Francisco Díaz Montilla
Podría debatirse si el alza de los precios (combustible, comida, electricidad) implica un riesgo potencial (inmediato y/o mediato) que compromete la existencia o vida de los sectores más vulnerables de la población panameña, si los perjuicios causados son parte del precio a pagar como parte de las demandas y resultados que se habrán de obtener, y si son reversibles de alguna manera.

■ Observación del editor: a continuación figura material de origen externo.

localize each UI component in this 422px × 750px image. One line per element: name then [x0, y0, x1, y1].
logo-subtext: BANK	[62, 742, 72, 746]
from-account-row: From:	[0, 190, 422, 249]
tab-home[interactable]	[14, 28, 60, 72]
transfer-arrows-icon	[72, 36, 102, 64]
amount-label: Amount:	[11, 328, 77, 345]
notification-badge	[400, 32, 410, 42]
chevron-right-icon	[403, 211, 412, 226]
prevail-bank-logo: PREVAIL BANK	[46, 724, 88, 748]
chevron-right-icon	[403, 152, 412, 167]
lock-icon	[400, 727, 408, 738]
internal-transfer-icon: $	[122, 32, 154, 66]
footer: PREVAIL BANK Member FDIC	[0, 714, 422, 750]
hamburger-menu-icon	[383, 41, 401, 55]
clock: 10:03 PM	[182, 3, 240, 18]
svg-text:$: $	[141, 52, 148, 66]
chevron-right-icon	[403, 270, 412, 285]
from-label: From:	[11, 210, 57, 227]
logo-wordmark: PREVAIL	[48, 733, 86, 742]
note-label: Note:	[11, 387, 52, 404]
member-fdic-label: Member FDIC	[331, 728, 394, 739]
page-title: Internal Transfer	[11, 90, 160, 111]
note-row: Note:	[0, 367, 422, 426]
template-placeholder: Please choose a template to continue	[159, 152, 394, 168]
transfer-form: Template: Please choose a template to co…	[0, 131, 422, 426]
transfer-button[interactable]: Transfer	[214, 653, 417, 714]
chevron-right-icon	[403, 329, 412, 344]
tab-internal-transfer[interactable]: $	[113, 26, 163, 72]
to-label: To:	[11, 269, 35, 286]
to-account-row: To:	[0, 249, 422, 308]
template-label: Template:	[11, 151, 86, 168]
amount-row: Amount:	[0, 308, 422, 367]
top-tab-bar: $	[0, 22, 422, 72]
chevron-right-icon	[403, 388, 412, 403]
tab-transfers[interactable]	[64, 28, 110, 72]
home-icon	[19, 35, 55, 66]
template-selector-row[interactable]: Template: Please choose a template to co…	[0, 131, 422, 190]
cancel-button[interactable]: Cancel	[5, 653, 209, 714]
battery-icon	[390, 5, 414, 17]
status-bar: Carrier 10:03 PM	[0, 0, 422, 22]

Tal vez el productor, industrial o comerciante estime que puede recuperar -en alguna medida- las pérdidas que ha tenido; de lo contrario, si declara impuestos, podrá deducirlos como pérdidas de su declaración. Es decir, que a la larga se puede equilibrar la carga. Ya antes el país ha pasado por eso: a finales de los 80 del siglo pasado, la economía nacional estaba arruinada, la invasión norteamericana profundizó aún más los problemas económicos, sin embargo, la reconstrucción tomó menos tiempo del pensado.
La situación que hoy vivimos no es -desde luego- comparable a la comentada, de modo que tal vez el sector productivo recupere lo perdido más temprano que tarde. Pero hay otras que tomarán mucho más tiempo, como la educación, de la cual honestamente no sé qué pensar.
Nadie duda del rol que han jugado los docentes en la articulación y desarrollo de las protestas actuales y del legítimo reclamo sobre el 6% para el sector educativo. Sin embargo, hay que ponderar si -a estas alturas, considerando la dinámica de la discusión- es viable o sostenible el paro de labores en los colegios y escuelas oficiales, teniendo en cuenta que afecta -justamente- a los sectores sociales en peores condiciones económicas.
No nos llamemos a engaños, la educación pública es -en general- un desastre, y eso no será revertido aunque se destine el 50% o más del presupuesto nacional a educación, que no solo comprende a Meduca, sino a universidades estatales, institutos superiores no necesariamente regulados por Meduca, deportes, cultura, etc. Si se individualizan las cosas, uno podría hallar docentes excepcionales, pero eso no es lo que siempre se encuentra, no necesariamente porque sean incompetentes, sino porque la escuela pública -en realidad- no exige lo suficiente, no exige, de hecho. No deja de ser paradójico que -con frecuencia- docentes que enseñan en escuelas oficiales enseñan de manera parcial en colegios particulares o privados, y el trabajo que realizan es mucho más eficiente y comprometido en estos últimos que el que realizan en las primeras: planificación, evaluación, estrategias didácticas, asistencia y puntualidad, interacción con padres de familias, etc.
Posiblemente la dirigencia docente y las bases que les secundan crean que no hay vuelta atrás, y que lo que se discute en la mesa única es asunto de todo o nada; tal vez piensen que no hay mayores razones para preocuparse, porque -al fin de cuentas- “un educador luchando también está educando”, educando en la lucha, en la solidaridad, en el ejercicio de la crítica. Y supongamos que así lo es. Pero más allá de todo esto, ¿qué hay de los aprendizajes de los estudiantes?, ¿qué hay del desarrollo de sus habilidades y/o capacidades o competencias?, ¿qué hay del desarrollo de contenidos?, ¿bajo qué condiciones se decide la aprobación de cursos?, ¿cómo se mejora el desempeño en asignaturas fundamentales como matemáticas, ciencias o idiomas?, ¿cómo se potencian las habilidades de razonamiento y de resolución de problemas? Para todo esto, la consigna en cuestión no sirve para absolutamente nada, y tampoco serviría -per se- el 6%: es necesario -además- la rendición de cuentas, lo cual -entre otras cosas implica- evaluación de desempeño, de competencias profesionales, de idoneidad y de formación académica.
¿Cómo se recuperará el tiempo perdido en las aulas? ¿Mediante la farsa de los módulos? ¿Mediante aprendizaje acelerado? Posiblemente eso no importa, dirán algunos, al fin de cuentas las exigencias educativas convencionales corresponden a la ‘lógica’ del capitalismo neoliberal donde los estudiantes son simples medios, educados para ser mano de obra barata.
Los dirigentes magisteriales reivindican un discurso ‘progresista’, ese es su derecho. Pero sus consignas, más allá de la autojustificación implícita para no hacer lo que deben hacer: enseñar, educar, instruir, tienen efectos contrarios sobre la vida de las personas a las que dicen defender y representar, agudizando un problema de cuya responsabilidad no pueden sustraerse: una educación para la pobreza, para la espera de dádivas (aunque digan que educan para no obedecer), y no para la innovación, no para la creatividad, no para el crecimiento ni la autonomía individual, etc.